Hört sich bissel nach der etwas hilflosen "Klowände des Internet" - Argumentationslinie an. Hast Du Angst davor, das man die Masse im Netz nicht kontrollieren kann und diese Ihre eigene Meinung bilden und sogar verbreiten kann?
Ich sehe 'Cyberspace' allerdings auch nicht als neuen 'Ort' im eigentlichen Sinne an, sondern eigentlich nur als eine Erweiterung unseres Körpers. Quasi als Werkzeug, das mich befähigt Neues zu erreichen auf anderen Wegen.
Die Raum-Metapher ist denke ich arg begrenzt und trägt nicht besonders. Ich seh' es als reine Erweiterung des Selbst (z.B. genauso wie das Fahrrad mich erweitert um 'schnellere Beine'). Jeder erweitert sich selbst um ein kleines Stück mit z.B. einem weblog, dadurch bilden sich neue Berührungspunkte zwischen den Menschen.
Gruss,
L'g.
Posted by: L'g. | Jun 17, 2006 at 18:16
@Helge: Da hast Du natürlich völlig recht. Raum ist nur eine hilflose Metapher, das müsste man genauer diskutieren...aber da bist Du natürlich der Experte. Ich schreibe hier hochkomprimiert und daher tendenziell viel zu unpräzise.
Freie Meinungsäußerung ist global gesehen leider nicht die Norm. Natürlich bin ich absolut dafür und finde diese Entwicklung in dieser Hinsicht sehr positiv. Die Beschreibung der Veränderungen sollen eigentlich aber neutral sein, daher schockt es mich etwas, dass dies in Deinen Ohren scheinbar so negativ geklungen hat. Grüße!
Posted by: TobiK | Jun 17, 2006 at 19:30
Na ja sooo "negativ" ist es nicht gewesen und hat es auch nicht geklungen, aber doch irgendwie so, als ob es ein Kriterium des Unterschieds wäre. Und das seh' ich so nicht. Ich kann auch auf der Strasse jedem meine Meinung kund tun.
An der Sache mit dem "Raum" bzw. "Cyberspace" bin ich auch schon länger dran, wird mir erst nach und nach klar, dass das eigentlich kaum Sinn macht.

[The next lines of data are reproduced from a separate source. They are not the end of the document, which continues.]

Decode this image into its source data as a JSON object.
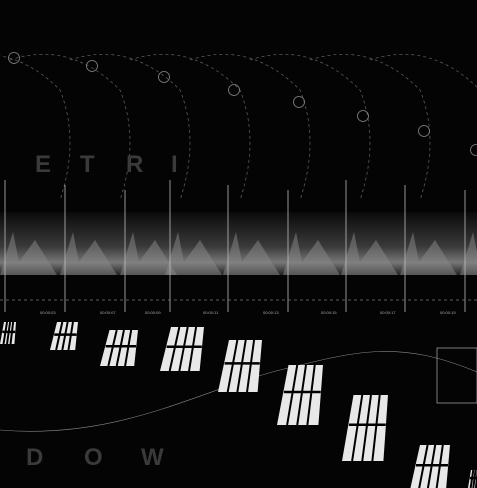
{
  "top_letters": [
    "E",
    "T",
    "R",
    "I"
  ],
  "bottom_letters": [
    "D",
    "O",
    "W"
  ],
  "timecodes": [
    "00:00:03",
    "00:00:07",
    "00:00:09",
    "00:00:11",
    "00:00:13",
    "00:00:15",
    "00:00:17",
    "00:00:19"
  ]
}
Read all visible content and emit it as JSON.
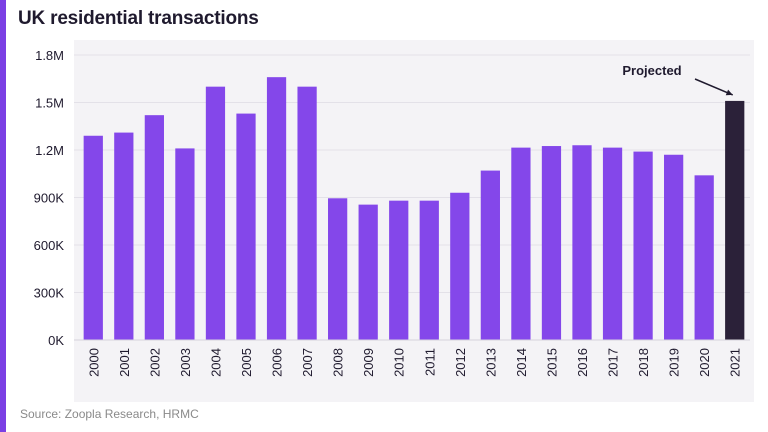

Bin mir auch noch nicht so ganz klar, ob die Werkzeug-Metapher besser passt, aber bisher hat die mir tendenzeill weitergeholfen, wo mit der Raummetapher meist kein Weiterkommen war.
Grüsse, Helge.
P.S.: War auf dem RoboCup2006 gestern (und der Künstlichen Intelligenz Tagung, KI2006), da ergeben sich durch Roboter noch ganz andere Fragen zukünftig. Darf man einem lernenden Roboter einfach so das Hirn/Daten löschen? Oder bringt man Ihn und seine Persönlichkeit dann um? Gibt es Roboterrechte? Oder ist der Roboter nicht auch nur ein Werkzeug? Aber was ist wenn das Werkzeug anfängt Entscheidungen für mich zu treffen? Hat es dann auch die Verantwortung? Oder liegt die beim Softwareentwickler und Erbauer des Roboters? Was passiert wenn ich den Roboter nicht mehr vom menschen unterscheiden kann? War echt spannend da. Die Fussball-WM Spiele mit den Aibo-Roboter Hunden haben besonderen Unterhaltungswert. Kann ich nur empfehlen.